# 1989 Columbia Tandem



## Dale Alan (Oct 22, 2015)

Spent it's entire life hanging on the wall of a shop for display.


----------



## catfish (Oct 22, 2015)

Cool find! Nice to get the paper work with it too.


----------



## Dale Alan (Oct 23, 2015)

catfish said:


> Cool find! Nice to get the paper work with it too.




Thanks Catfish . The paper work is a nice bonus.


----------



## catfish (Oct 23, 2015)

Imagine trying to ride it on a BMX track..... Going over berms and bumps. 



innatepower said:


> imagine going down a track with that thing......and a plus with your best bud sitting behind you, I would have to try it


----------



## vuniw (Oct 23, 2015)

Very cool find! There is one on ebay that is a tempting buy it now that I have been watching for months. A little too much for me to spend on something that isn't very practical haha

http://www.ebay.com/itm/Old-School-...hash=item19db6d79a6:m:mPPozAtDPC_FLVo9mh5ig7w


----------



## fordmike65 (Oct 23, 2015)

catfish said:


> Imagine trying to ride it on a BMX track..... Going over berms and bumps.
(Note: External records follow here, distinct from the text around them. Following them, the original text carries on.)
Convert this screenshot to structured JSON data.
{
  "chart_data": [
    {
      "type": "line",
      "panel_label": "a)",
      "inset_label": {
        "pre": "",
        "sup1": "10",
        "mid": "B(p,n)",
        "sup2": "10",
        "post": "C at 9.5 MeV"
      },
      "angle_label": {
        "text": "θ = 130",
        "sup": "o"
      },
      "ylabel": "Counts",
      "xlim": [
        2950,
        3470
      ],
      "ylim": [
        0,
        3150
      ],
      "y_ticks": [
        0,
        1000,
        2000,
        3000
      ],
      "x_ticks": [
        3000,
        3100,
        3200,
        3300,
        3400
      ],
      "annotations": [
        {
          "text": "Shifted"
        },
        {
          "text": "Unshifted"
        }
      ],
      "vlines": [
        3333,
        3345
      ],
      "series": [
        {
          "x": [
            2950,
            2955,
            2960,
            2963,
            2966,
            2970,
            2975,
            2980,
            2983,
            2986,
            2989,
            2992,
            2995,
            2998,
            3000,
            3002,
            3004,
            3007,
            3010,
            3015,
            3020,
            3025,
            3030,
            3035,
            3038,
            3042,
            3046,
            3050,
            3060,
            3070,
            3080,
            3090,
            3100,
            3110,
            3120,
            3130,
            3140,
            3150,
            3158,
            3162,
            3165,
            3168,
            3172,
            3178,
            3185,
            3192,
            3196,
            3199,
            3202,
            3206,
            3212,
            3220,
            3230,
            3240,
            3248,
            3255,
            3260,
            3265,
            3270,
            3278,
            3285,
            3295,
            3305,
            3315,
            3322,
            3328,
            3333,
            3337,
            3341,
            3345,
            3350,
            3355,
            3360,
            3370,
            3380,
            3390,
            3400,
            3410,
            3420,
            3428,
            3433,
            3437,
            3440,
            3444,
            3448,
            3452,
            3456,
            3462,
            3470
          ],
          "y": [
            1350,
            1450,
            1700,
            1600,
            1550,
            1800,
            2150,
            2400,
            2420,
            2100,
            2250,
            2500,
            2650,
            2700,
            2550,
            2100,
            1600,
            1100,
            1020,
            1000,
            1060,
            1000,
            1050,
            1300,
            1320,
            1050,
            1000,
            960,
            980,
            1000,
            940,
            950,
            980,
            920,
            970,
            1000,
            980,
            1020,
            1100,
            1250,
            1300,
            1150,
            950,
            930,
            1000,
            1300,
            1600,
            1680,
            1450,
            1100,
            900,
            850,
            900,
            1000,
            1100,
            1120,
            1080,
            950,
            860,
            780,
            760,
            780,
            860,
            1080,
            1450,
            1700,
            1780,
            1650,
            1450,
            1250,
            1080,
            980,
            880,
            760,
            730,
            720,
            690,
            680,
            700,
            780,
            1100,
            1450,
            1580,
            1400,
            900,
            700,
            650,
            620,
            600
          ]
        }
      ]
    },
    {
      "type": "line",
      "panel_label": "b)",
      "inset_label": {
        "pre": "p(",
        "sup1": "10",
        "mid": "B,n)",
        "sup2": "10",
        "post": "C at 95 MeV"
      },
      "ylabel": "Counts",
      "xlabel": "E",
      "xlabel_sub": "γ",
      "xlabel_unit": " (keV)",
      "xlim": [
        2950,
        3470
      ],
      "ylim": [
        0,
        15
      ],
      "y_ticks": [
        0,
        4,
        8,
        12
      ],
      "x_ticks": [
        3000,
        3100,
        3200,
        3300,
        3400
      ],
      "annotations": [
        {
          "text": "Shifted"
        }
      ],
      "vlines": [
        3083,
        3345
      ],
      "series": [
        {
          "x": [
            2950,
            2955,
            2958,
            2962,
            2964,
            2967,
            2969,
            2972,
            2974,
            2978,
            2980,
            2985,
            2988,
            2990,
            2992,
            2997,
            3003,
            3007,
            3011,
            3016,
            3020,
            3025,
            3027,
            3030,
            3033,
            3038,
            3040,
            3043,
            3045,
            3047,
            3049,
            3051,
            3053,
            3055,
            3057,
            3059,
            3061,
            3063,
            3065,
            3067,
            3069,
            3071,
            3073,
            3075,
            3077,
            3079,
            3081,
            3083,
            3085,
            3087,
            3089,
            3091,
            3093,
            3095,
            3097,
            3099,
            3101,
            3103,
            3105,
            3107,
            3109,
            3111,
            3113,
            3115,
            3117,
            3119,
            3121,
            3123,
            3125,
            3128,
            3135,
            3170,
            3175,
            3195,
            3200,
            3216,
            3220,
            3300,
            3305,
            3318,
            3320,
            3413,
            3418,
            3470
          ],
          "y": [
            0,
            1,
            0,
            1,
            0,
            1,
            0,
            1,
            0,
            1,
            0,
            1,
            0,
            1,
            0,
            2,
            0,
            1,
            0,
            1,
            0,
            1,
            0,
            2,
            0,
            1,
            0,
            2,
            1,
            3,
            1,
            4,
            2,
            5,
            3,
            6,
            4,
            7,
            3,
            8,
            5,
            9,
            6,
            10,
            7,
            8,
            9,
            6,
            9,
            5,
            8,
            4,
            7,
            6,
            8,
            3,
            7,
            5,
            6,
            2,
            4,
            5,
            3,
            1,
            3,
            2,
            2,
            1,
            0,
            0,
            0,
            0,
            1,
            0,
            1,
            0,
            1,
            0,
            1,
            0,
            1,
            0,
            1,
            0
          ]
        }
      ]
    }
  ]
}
Try doing some of these tricks on that thing!
[video=youtube;cV7BYyJaK-o]https://www.youtube.com/watch?v=cV7BYyJaK-o[/video]


----------



## Dale Alan (Oct 23, 2015)

vuniw said:


> Very cool find! There is one on ebay that is a tempting buy it now that I have been watching for months. A little too much for me to spend on something that isn't very practical haha
> 
> http://www.ebay.com/itm/Old-School-...hash=item19db6d79a6:m:mPPozAtDPC_FLVo9mh5ig7w




That ad is funny.He states they are hard to find in that condition,and then ponders the question of it being the only one built ?  I bet He owns that for quite some time,I doubt anyone would buy one of these for that money. I would sure be happy with that.


----------



## SirMike1983 (Oct 26, 2015)

That's a great period 1980s piece- the colors, the white tires, those type wheels and grips, all '80s BMX influenced. Kind of a time capsule there.


----------



## Dale Alan (Oct 27, 2015)

I have never been a fan of white tires but I really like them on this bike. I can't imagine it with anything but white tires,the gumwall strip gives them a little contrast also.


----------